Ray Hrdlicka – Host – Attorneys.Media
“Realistically, would any little violation, and this is where I’ve been told from customers with Bail Bond Cowboys, ‘hey, my PO is going to violate me if he finds out I did something…’, would any little violation, while on probation, provide the adequate cause to remand the person back to jail?”
Andrew Dósa – Criminal Defense Attorney – Alameda County, CA
“The answer is ‘yes’. Practically, the answer is ‘not always’.“
Ray Hrdlicka – Host – Attorneys.Media
“Obviously, that’s what the viewers need to understand.”
Andrew Dósa – Criminal Defense Attorney – Alameda County, CA
“Let’s flesh that out, and back up a little bit and talk about probation that’s formal or informal as well. Because we haven’t quite gotten there yet. So with felonies, formal probation is always going to be required. That doesn’t necessarily mean there’s going to be a lot of regular contact or face-to-face contact between a probation officer and a defendant. But the defendant will have to report. Going to probation is significant. They have to register with probation, they have to give all their information, they have to keep that information up to date.

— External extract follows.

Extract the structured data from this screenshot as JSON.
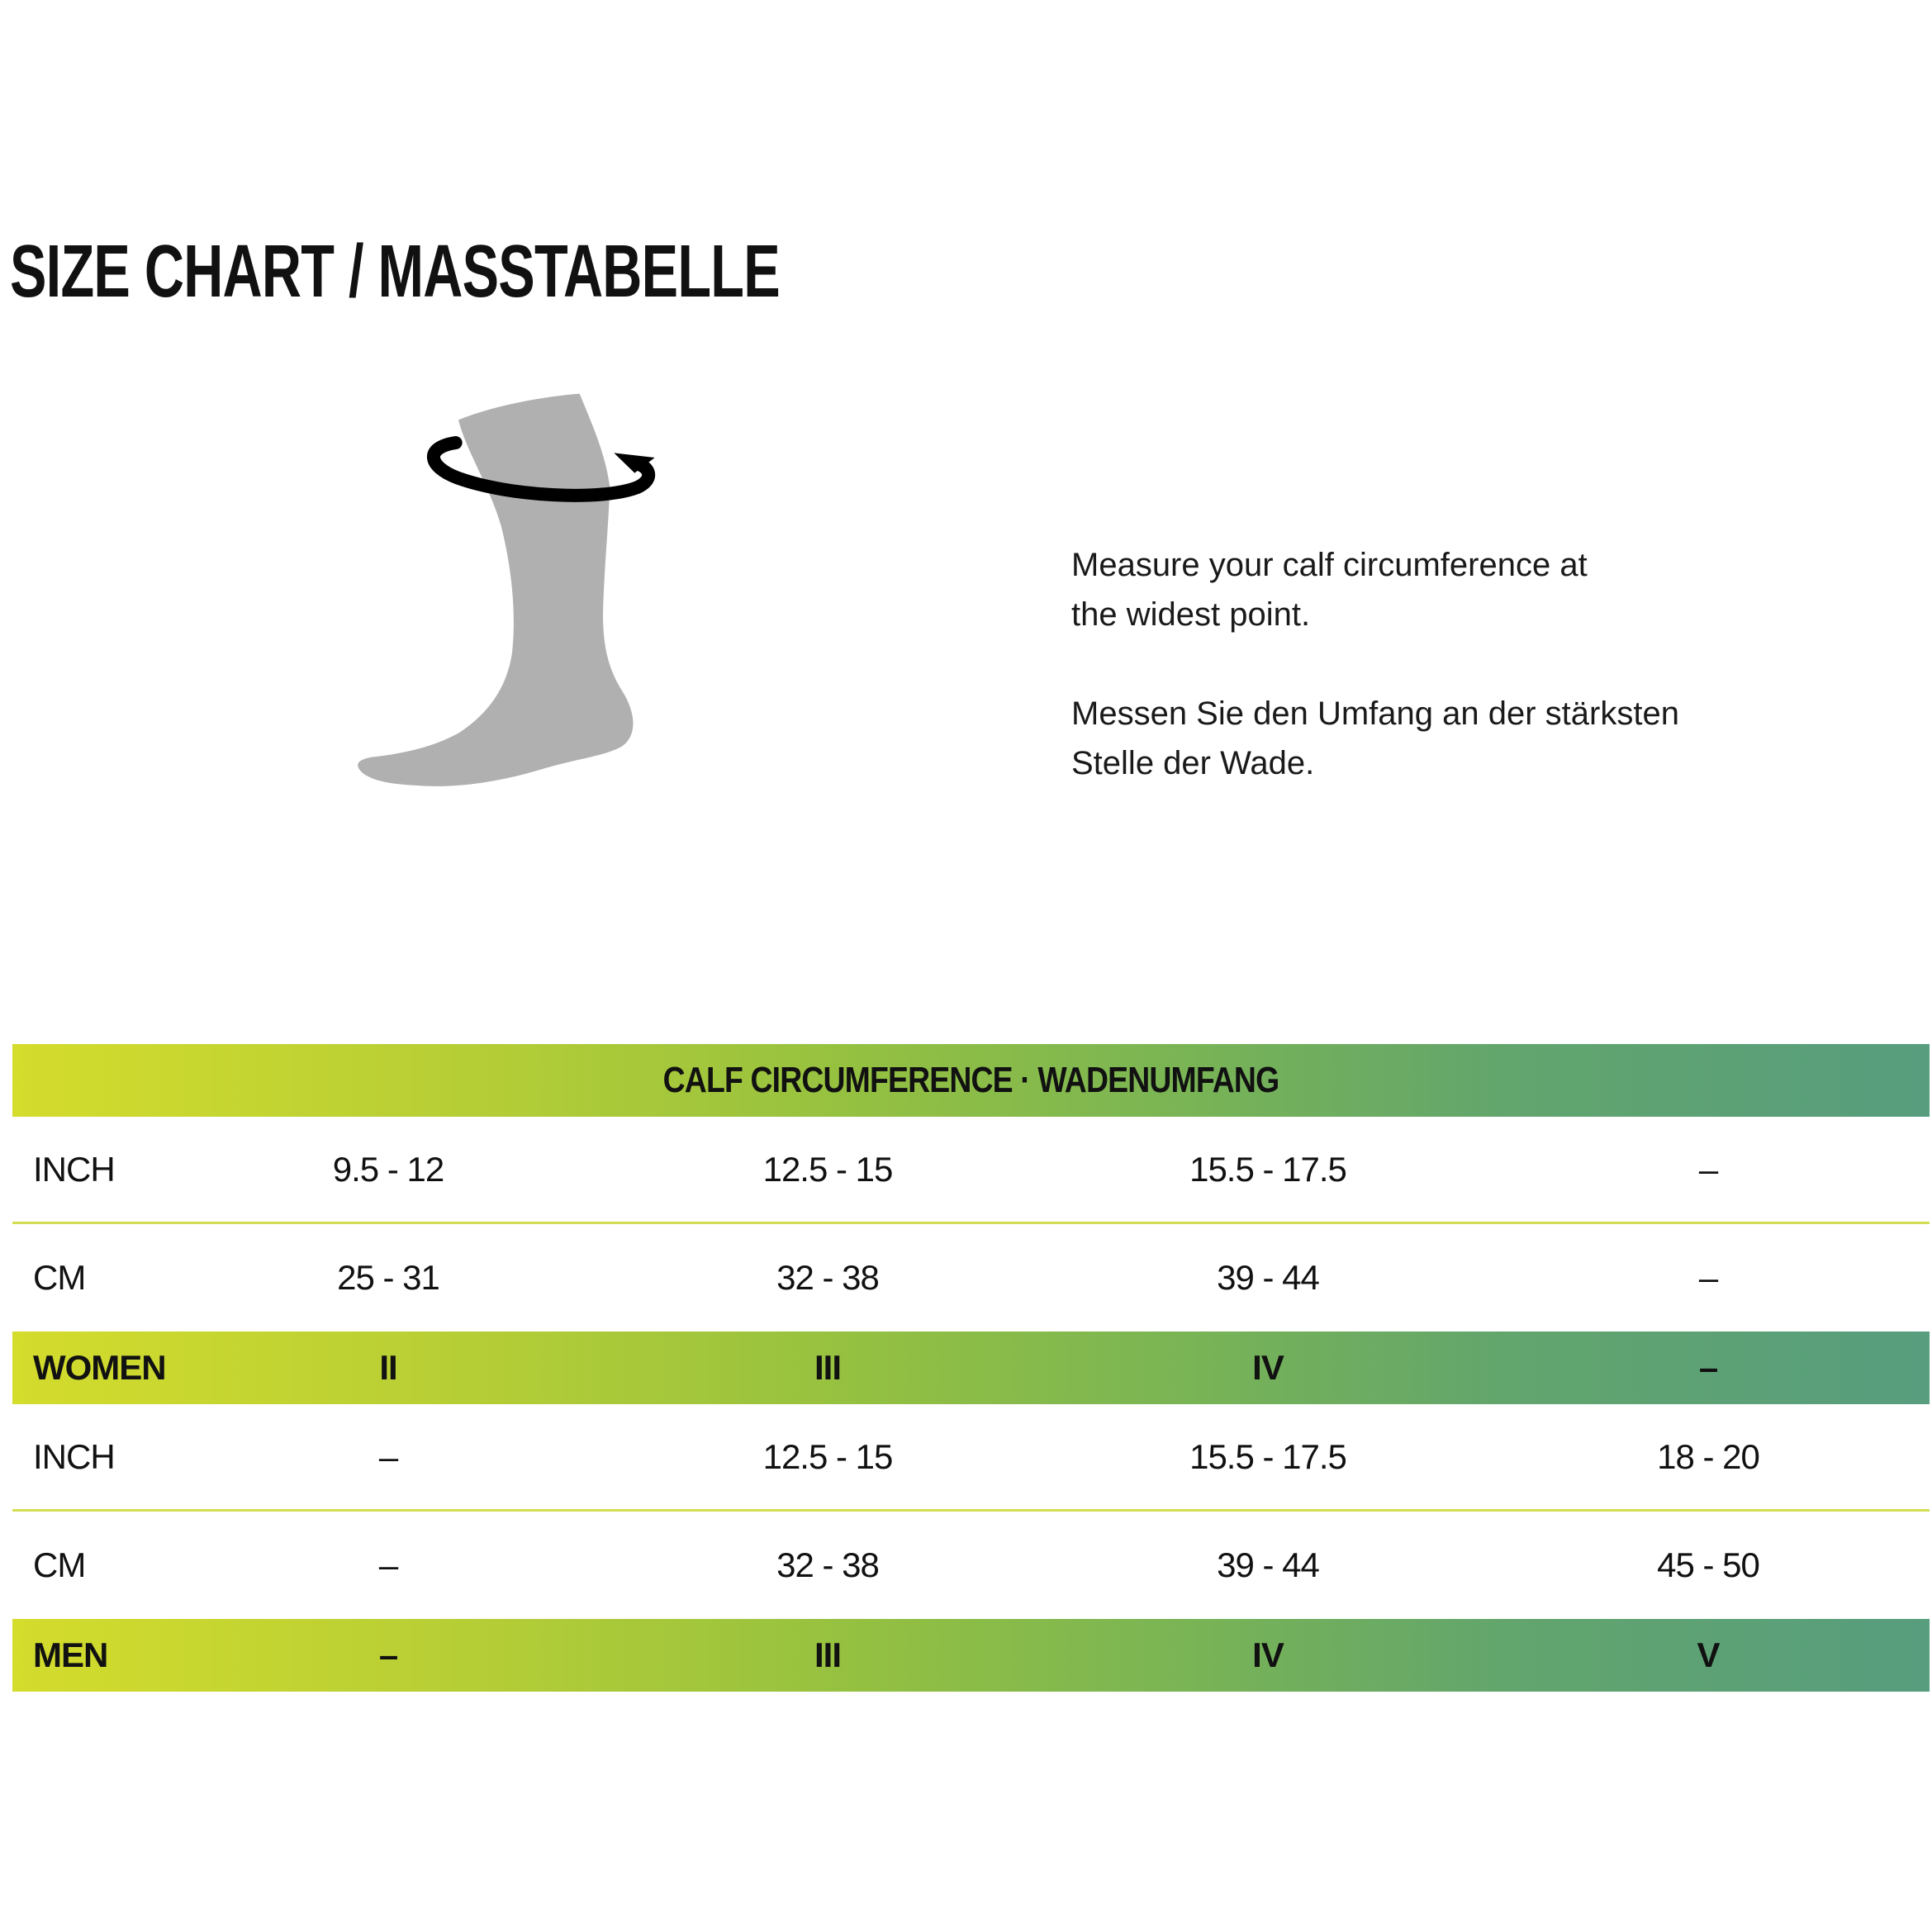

With misdemeanors, and informal probation, what that really is…the court is doing what’s called ‘conditional release to the community’. And it’s permission from the court to function outside in the real world without having to report to somebody. In that situation, getting caught is the problem. You get caught…if you’ve been arrested, it’s probably because there’s something significant.

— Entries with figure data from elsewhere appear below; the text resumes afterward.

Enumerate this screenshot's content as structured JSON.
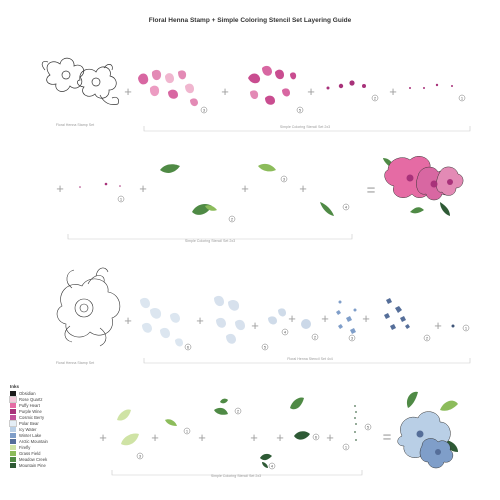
{
  "title": "Floral Henna Stamp + Simple Coloring Stencil Set Layering Guide",
  "captions": {
    "row1_stamp": "Floral Henna Stamp Set",
    "row1_stencils": "Simple Coloring Stencil Set 2x3",
    "row2_stencils": "Simple Coloring Stencil Set 2x3",
    "row3_stamp": "Floral Henna Stamp Set",
    "row3_stencils": "Floral Henna Stencil Set 4x4",
    "row4_stencils": "Simple Coloring Stencil Set 2x3"
  },
  "steps": {
    "row1": [
      "3",
      "5",
      "2",
      "1"
    ],
    "row2": [
      "1",
      "2",
      "3",
      "4"
    ],
    "row3": [
      "6",
      "5",
      "4",
      "2",
      "3",
      "2",
      "1"
    ],
    "row4": [
      "3",
      "1",
      "2",
      "4",
      "6",
      "5",
      "1"
    ]
  },
  "legend": {
    "title": "Inks",
    "items": [
      {
        "label": "Obsidian",
        "color": "#1a1a1a"
      },
      {
        "label": "Rose Quartz",
        "color": "#f3c9da"
      },
      {
        "label": "Puffy Heart",
        "color": "#e56ba4"
      },
      {
        "label": "Purple Wine",
        "color": "#a8327a"
      },
      {
        "label": "Cosmic Berry",
        "color": "#c2529b"
      },
      {
        "label": "Polar Bear",
        "color": "#e4eef6"
      },
      {
        "label": "Icy Water",
        "color": "#b9cfe6"
      },
      {
        "label": "Winter Lake",
        "color": "#7f9ec9"
      },
      {
        "label": "Arctic Mountain",
        "color": "#556e99"
      },
      {
        "label": "Firefly",
        "color": "#cfe3a5"
      },
      {
        "label": "Grass Field",
        "color": "#8cbc5b"
      },
      {
        "label": "Meadow Creek",
        "color": "#4f8a45"
      },
      {
        "label": "Mountain Pine",
        "color": "#2e5a35"
      }
    ]
  }
}
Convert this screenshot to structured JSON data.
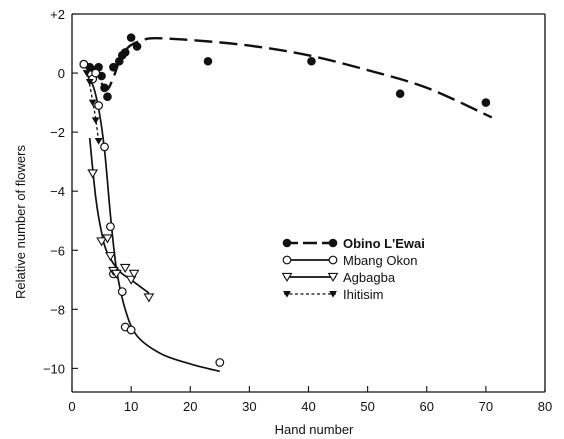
{
  "chart_data": {
    "type": "scatter",
    "title": "",
    "xlabel": "Hand number",
    "ylabel": "Relative number of flowers",
    "xlim": [
      0,
      80
    ],
    "ylim": [
      -10.8,
      2
    ],
    "x_ticks": [
      0,
      10,
      20,
      30,
      40,
      50,
      60,
      70,
      80
    ],
    "x_tick_labels": [
      "0",
      "10",
      "20",
      "30",
      "40",
      "50",
      "60",
      "70",
      "80"
    ],
    "y_ticks": [
      2,
      0,
      -2,
      -4,
      -6,
      -8,
      -10
    ],
    "y_tick_labels": [
      "+2",
      "0",
      "−2",
      "−4",
      "−6",
      "−8",
      "−10"
    ],
    "grid": false,
    "legend_position": "center-right",
    "series": [
      {
        "name": "Obino L'Ewai",
        "marker": "filled-circle",
        "line": "long-dash",
        "points": [
          [
            2,
            0.3
          ],
          [
            3,
            0.2
          ],
          [
            4,
            0.1
          ],
          [
            4.5,
            0.2
          ],
          [
            5,
            -0.1
          ],
          [
            5.5,
            -0.5
          ],
          [
            6,
            -0.8
          ],
          [
            7,
            0.2
          ],
          [
            8,
            0.4
          ],
          [
            8.5,
            0.6
          ],
          [
            9,
            0.7
          ],
          [
            10,
            1.2
          ],
          [
            11,
            0.9
          ],
          [
            23,
            0.4
          ],
          [
            40.5,
            0.4
          ],
          [
            55.5,
            -0.7
          ],
          [
            70,
            -1.0
          ]
        ],
        "curve": [
          [
            2,
            0.25
          ],
          [
            3.5,
            0.05
          ],
          [
            5,
            -0.35
          ],
          [
            6,
            -0.55
          ],
          [
            7,
            -0.15
          ],
          [
            8,
            0.4
          ],
          [
            9,
            0.75
          ],
          [
            10,
            0.95
          ],
          [
            12,
            1.12
          ],
          [
            14,
            1.18
          ],
          [
            20,
            1.12
          ],
          [
            30,
            0.93
          ],
          [
            40,
            0.6
          ],
          [
            50,
            0.1
          ],
          [
            60,
            -0.5
          ],
          [
            71,
            -1.5
          ]
        ]
      },
      {
        "name": "Mbang Okon",
        "marker": "open-circle",
        "line": "solid",
        "points": [
          [
            2,
            0.3
          ],
          [
            3.5,
            -0.2
          ],
          [
            4,
            0.0
          ],
          [
            4.5,
            -1.1
          ],
          [
            5.5,
            -2.5
          ],
          [
            6.5,
            -5.2
          ],
          [
            7,
            -6.8
          ],
          [
            8.5,
            -7.4
          ],
          [
            9,
            -8.6
          ],
          [
            10,
            -8.7
          ],
          [
            25,
            -9.8
          ]
        ],
        "curve": [
          [
            2,
            0.1
          ],
          [
            3.5,
            -0.4
          ],
          [
            4.5,
            -1.2
          ],
          [
            5.5,
            -2.6
          ],
          [
            6.5,
            -4.8
          ],
          [
            7.5,
            -6.6
          ],
          [
            9,
            -8.0
          ],
          [
            11,
            -8.9
          ],
          [
            15,
            -9.5
          ],
          [
            20,
            -9.85
          ],
          [
            25,
            -10.1
          ]
        ]
      },
      {
        "name": "Agbagba",
        "marker": "open-triangle",
        "line": "solid",
        "points": [
          [
            3.5,
            -3.4
          ],
          [
            5,
            -5.7
          ],
          [
            6,
            -5.6
          ],
          [
            6.5,
            -6.2
          ],
          [
            7,
            -6.7
          ],
          [
            7.5,
            -6.8
          ],
          [
            9,
            -6.6
          ],
          [
            10,
            -7.0
          ],
          [
            10.5,
            -6.8
          ],
          [
            13,
            -7.6
          ]
        ],
        "curve": [
          [
            3,
            -2.2
          ],
          [
            4,
            -4.2
          ],
          [
            5,
            -5.4
          ],
          [
            6,
            -6.1
          ],
          [
            8,
            -6.7
          ],
          [
            10,
            -7.0
          ],
          [
            13,
            -7.45
          ]
        ]
      },
      {
        "name": "Ihitisim",
        "marker": "filled-triangle",
        "line": "dotted",
        "points": [
          [
            2.5,
            0.0
          ],
          [
            3,
            -0.3
          ],
          [
            3.5,
            -1.0
          ],
          [
            4,
            -1.6
          ],
          [
            4.5,
            -2.3
          ]
        ],
        "curve": [
          [
            2.5,
            0.0
          ],
          [
            3,
            -0.4
          ],
          [
            3.5,
            -0.95
          ],
          [
            4,
            -1.55
          ],
          [
            4.5,
            -2.3
          ]
        ]
      }
    ]
  }
}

If a person has DUI conditions, and they can’t drink, or you can’t drink with any measurable alcohol in your system, that’s often another characteristic. And they do drink, and they do drive, and they don’t get caught, then no one is ever going to proceed with a petition to violate their probation. Because they’re not getting caught.

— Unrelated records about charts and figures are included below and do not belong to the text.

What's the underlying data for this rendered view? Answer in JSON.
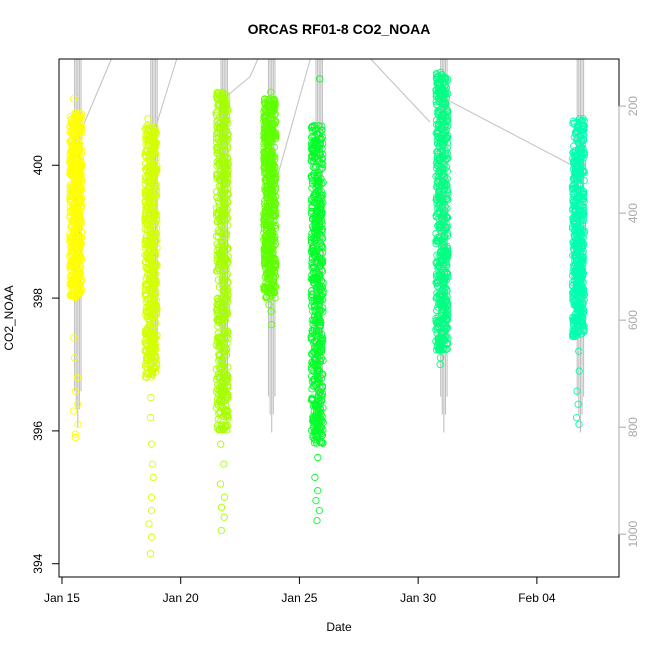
{
  "chart_data": {
    "type": "scatter",
    "title": "ORCAS RF01-8 CO2_NOAA",
    "xlabel": "Date",
    "ylabel": "CO2_NOAA",
    "x_axis": {
      "type": "date",
      "range": [
        "2016-01-14T21:00",
        "2016-02-07T11:00"
      ],
      "ticks": [
        "2016-01-15",
        "2016-01-20",
        "2016-01-25",
        "2016-01-30",
        "2016-02-04"
      ],
      "tick_labels": [
        "Jan 15",
        "Jan 20",
        "Jan 25",
        "Jan 30",
        "Feb 04"
      ]
    },
    "y_axis": {
      "range": [
        393.8,
        401.6
      ],
      "ticks": [
        394,
        396,
        398,
        400
      ],
      "tick_labels": [
        "394",
        "396",
        "398",
        "400"
      ]
    },
    "secondary_y_axis": {
      "side": "right",
      "reversed": true,
      "range": [
        1080,
        112
      ],
      "ticks": [
        200,
        400,
        600,
        800,
        1000
      ],
      "tick_labels": [
        "200",
        "400",
        "600",
        "800",
        "1000"
      ],
      "color": "#a8a8a8"
    },
    "grid": false,
    "legend": "none",
    "series": [
      {
        "date": "2016-01-15T14:00",
        "color": "#ffff00",
        "dense_range": [
          398.0,
          400.8
        ],
        "sparse_points": [
          397.4,
          397.1,
          396.8,
          396.6,
          396.4,
          396.3,
          396.1,
          395.95,
          395.9
        ],
        "max": 401.0
      },
      {
        "date": "2016-01-18T18:00",
        "color": "#d4ff00",
        "dense_range": [
          396.8,
          400.6
        ],
        "sparse_points": [
          396.5,
          396.2,
          395.8,
          395.5,
          395.3,
          395.0,
          394.8,
          394.6,
          394.4,
          394.15
        ],
        "max": 400.7
      },
      {
        "date": "2016-01-21T18:00",
        "color": "#a6ff00",
        "dense_range": [
          396.0,
          401.1
        ],
        "sparse_points": [
          395.8,
          395.5,
          395.2,
          395.0,
          394.85,
          394.7,
          394.5
        ],
        "max": 401.1
      },
      {
        "date": "2016-01-23T18:00",
        "color": "#60ff00",
        "dense_range": [
          398.0,
          401.0
        ],
        "sparse_points": [
          397.9,
          397.8,
          397.6
        ],
        "max": 401.1
      },
      {
        "date": "2016-01-25T18:00",
        "color": "#00ff28",
        "dense_range": [
          395.8,
          400.6
        ],
        "sparse_points": [
          395.6,
          395.3,
          395.1,
          394.95,
          394.8,
          394.65
        ],
        "max": 401.3
      },
      {
        "date": "2016-01-31T00:00",
        "color": "#00ff82",
        "dense_range": [
          397.2,
          401.4
        ],
        "sparse_points": [
          397.1,
          397.0
        ],
        "max": 401.4
      },
      {
        "date": "2016-02-05T18:00",
        "color": "#00ffb0",
        "dense_range": [
          397.4,
          400.7
        ],
        "sparse_points": [
          397.2,
          396.9,
          396.6,
          396.4,
          396.2,
          396.1
        ],
        "max": 400.7
      }
    ],
    "secondary_series": {
      "name_shown": false,
      "color": "#c0c0c0",
      "type": "line",
      "note_values_are_right_axis": true,
      "flights": [
        {
          "date": "2016-01-15T16:00",
          "min_value": 800,
          "max_value": 112
        },
        {
          "date": "2016-01-18T21:00",
          "min_value": 700,
          "max_value": 112
        },
        {
          "date": "2016-01-21T20:00",
          "min_value": 780,
          "max_value": 112
        },
        {
          "date": "2016-01-23T20:00",
          "min_value": 810,
          "max_value": 112
        },
        {
          "date": "2016-01-25T20:00",
          "min_value": 820,
          "max_value": 112
        },
        {
          "date": "2016-01-31T02:00",
          "min_value": 810,
          "max_value": 112
        },
        {
          "date": "2016-02-05T20:00",
          "min_value": 810,
          "max_value": 112
        }
      ],
      "transit_lines": [
        [
          [
            "2016-01-15T16:00",
            260
          ],
          [
            "2016-01-17T02:00",
            112
          ]
        ],
        [
          [
            "2016-01-18T21:00",
            250
          ],
          [
            "2016-01-19T20:00",
            112
          ]
        ],
        [
          [
            "2016-01-21T20:00",
            185
          ],
          [
            "2016-01-22T22:00",
            145
          ],
          [
            "2016-01-23T06:00",
            112
          ]
        ],
        [
          [
            "2016-01-23T20:00",
            370
          ],
          [
            "2016-01-25T11:00",
            112
          ]
        ],
        [
          [
            "2016-01-25T20:00",
            112
          ],
          [
            "2016-01-25T21:00",
            112
          ]
        ],
        [
          [
            "2016-01-28T00:00",
            112
          ],
          [
            "2016-01-30T12:00",
            230
          ]
        ],
        [
          [
            "2016-01-31T02:00",
            185
          ],
          [
            "2016-02-05T16:00",
            315
          ]
        ]
      ]
    }
  }
}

If we now take it back to formal probation, the probation office can cause a problem for the defendant. Let’s use an example of a client in Contra Costa county. A domestic violence case where the victim was clearly a person with significant issues. She gets a phone call, doesn’t know where the phone call was from, the person hangs up, and she reports it to the probation officer and says ‘he is harassing me again’. The probation office says ‘let me see your phone. What was the phone number?’ She says ‘well it was unlisted. I don’t know’. He says ‘what did they say to you?’ She says ‘they didn’t say anything’. He says ‘how do you know it was him?’ She says ‘oh I know him. He’s just trying to mess up my life’. So the client survived a series of complaints from the victim in that situation.
He was required however, to attend domestic violence classes. 52 a year. 52 in a year is the requirement for any kind of domestic violence case…that begins as a domestic violence case, no matter how it ends up. If it ends up as a disturbing the peace because the DA recognizes it’s not a very strong case and the victim might have made up something, they still get a conviction out of the defendant. Probably not fairly done, and probably because he didn’t do anything. They still don’t want to give it away. They want to hold on to him. He’s got to do his 52 sessions of counseling.
If you sign up for a program, and you miss a session, and you have formal probation, the probation officer will probably get a call from the program. Or they might be calling the program to check up. If you miss one session, you’ve got to start the session over again, and you might not get a probation violation petition. If you mess up more than once, and you start over again, the probation officer is going to think about filing a petition to revoke your probation.”